Pada 2021 lalu, pembalap dengan nama asli Sheva Anela Ardiansyah ini sukses mengikuti kejuaraan Mini Major di sirkuit State Fair MX, Lake Perris, California, Amerika Serikat. Sheva yang ketika itu berusia 16 tahun sukses menyabet gelar juara umum di kelas wanita. 

3. Sakila Putri

Sakila Putri (image source: instagram.com/sakilaputri_15)

Sakila Putri adalah pembalap grasstrack asal Garut, Jawa Barat. Pembalap berusia 17 tahun ini sukses menjuarai kelas FFA wanita di berbagai perhelatan grasstrack, sekaligus menjadi pembalap grasstrack terdepan di Indonesia. 

Passion Sakila dalam dunia balap grasstrack membuahkan hasil yang signifikan. Pada Maret lalu, Sakila berhasil memenangkan penghargaan sebagai pembalap grasstrack wanita terbaik di IMI Jabar Award 2023. 

4. Suci Mulyani

Suci Mulyani (image source: liputan6.com)

Suci Mulyani adalah pembalap motocross asal Gresik, Jawa Tengah. Ia mengawali karir sebagai pembalap motocross sejak tahun 2013. Karir Suci di dunia balap diturunkan dari sang kakek yang merupakan pembalap motocross legendaris, Momo Harmono.

Pada tahun 2017, Suci berhasil melaju di kelas WMX dalam perhelatan MXGP Indonesia 2017. Di perhelatan tersebut, Suci menduduki posisi ke-17. Suci juga tak sendiri, ia ditemani dua pembalap wanita lainnya, Monica Defeter dan Novita Anjani. 

5. Icha ZR

Icha ZR (image source: instagram.com/icotonyon28)

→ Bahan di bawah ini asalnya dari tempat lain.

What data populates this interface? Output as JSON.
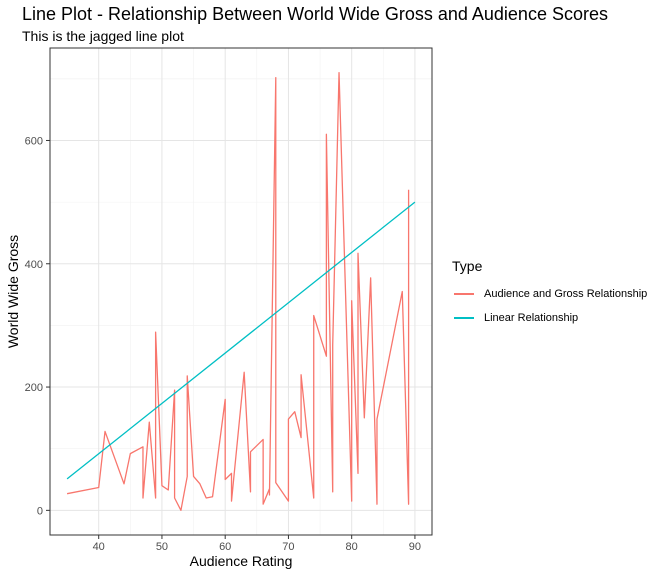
{
  "chart_data": {
    "type": "line",
    "title": "Line Plot - Relationship Between World Wide Gross and Audience Scores",
    "subtitle": "This is the jagged line plot",
    "xlabel": "Audience Rating",
    "ylabel": "World Wide Gross",
    "xlim": [
      32.3,
      92.7
    ],
    "ylim": [
      -40,
      750
    ],
    "xticks": [
      40,
      50,
      60,
      70,
      80,
      90
    ],
    "yticks": [
      0,
      200,
      400,
      600
    ],
    "grid": true,
    "legend": {
      "title": "Type",
      "position": "right"
    },
    "series": [
      {
        "name": "Audience and Gross Relationship",
        "color": "#F8766D",
        "x": [
          35,
          40,
          41,
          44,
          45,
          47,
          47,
          48,
          49,
          49,
          50,
          51,
          52,
          52,
          53,
          54,
          54,
          55,
          56,
          57,
          58,
          60,
          60,
          61,
          61,
          63,
          64,
          64,
          66,
          66,
          67,
          67,
          68,
          68,
          70,
          70,
          71,
          72,
          72,
          74,
          74,
          76,
          76,
          77,
          77,
          78,
          80,
          80,
          81,
          81,
          82,
          83,
          84,
          84,
          88,
          89,
          89
        ],
        "y": [
          27,
          37,
          128,
          43,
          92,
          103,
          20,
          143,
          20,
          289,
          40,
          33,
          195,
          20,
          0,
          55,
          218,
          55,
          43,
          20,
          22,
          180,
          50,
          60,
          15,
          224,
          30,
          95,
          115,
          10,
          35,
          25,
          702,
          45,
          15,
          148,
          160,
          118,
          220,
          20,
          316,
          250,
          610,
          30,
          268,
          710,
          15,
          340,
          60,
          417,
          150,
          377,
          10,
          148,
          355,
          10,
          520
        ]
      },
      {
        "name": "Linear Relationship",
        "color": "#00BFC4",
        "x": [
          35,
          90
        ],
        "y": [
          51,
          500
        ]
      }
    ]
  }
}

Icha ZR adalah pembalap grasstrack asal Ciamis, Jawa Barat. Ia mengawali karir sebagai pembalap grasstrack sejak tahun 2015. Pembalap yang akrab disapa Icot Onyon ini sukses berlaga di berbagai kelas wanita dalam balap grasstrack, seperti kelas FFA Wanita, Bebek Standar Wanita, dan Matic Wanita.

Pembalap berusia 26 tahun ini sukses meraih berbagai prestasi di dunia balap grasstrack, baik tingkat nasional maupun tingkat Asia Tenggara. Dua di antaranya adalah Juara 1 kelas Matic Women di ajang Kejuaraan Motocross dan Grasstrack Okta Property pada 2022 dan Juara 1 kelas FFA Wanita di ajang Open Grasstrack Asian pada 2016. 

Dengan sederet prestasi menakjubkan tersebut, kelima kartini ini sukses membuktikan, olahraga motor trail tak hanya milik laki-laki semata. Dari 5 pembalap wanita di atas, mana yang jadi favorit braaapers?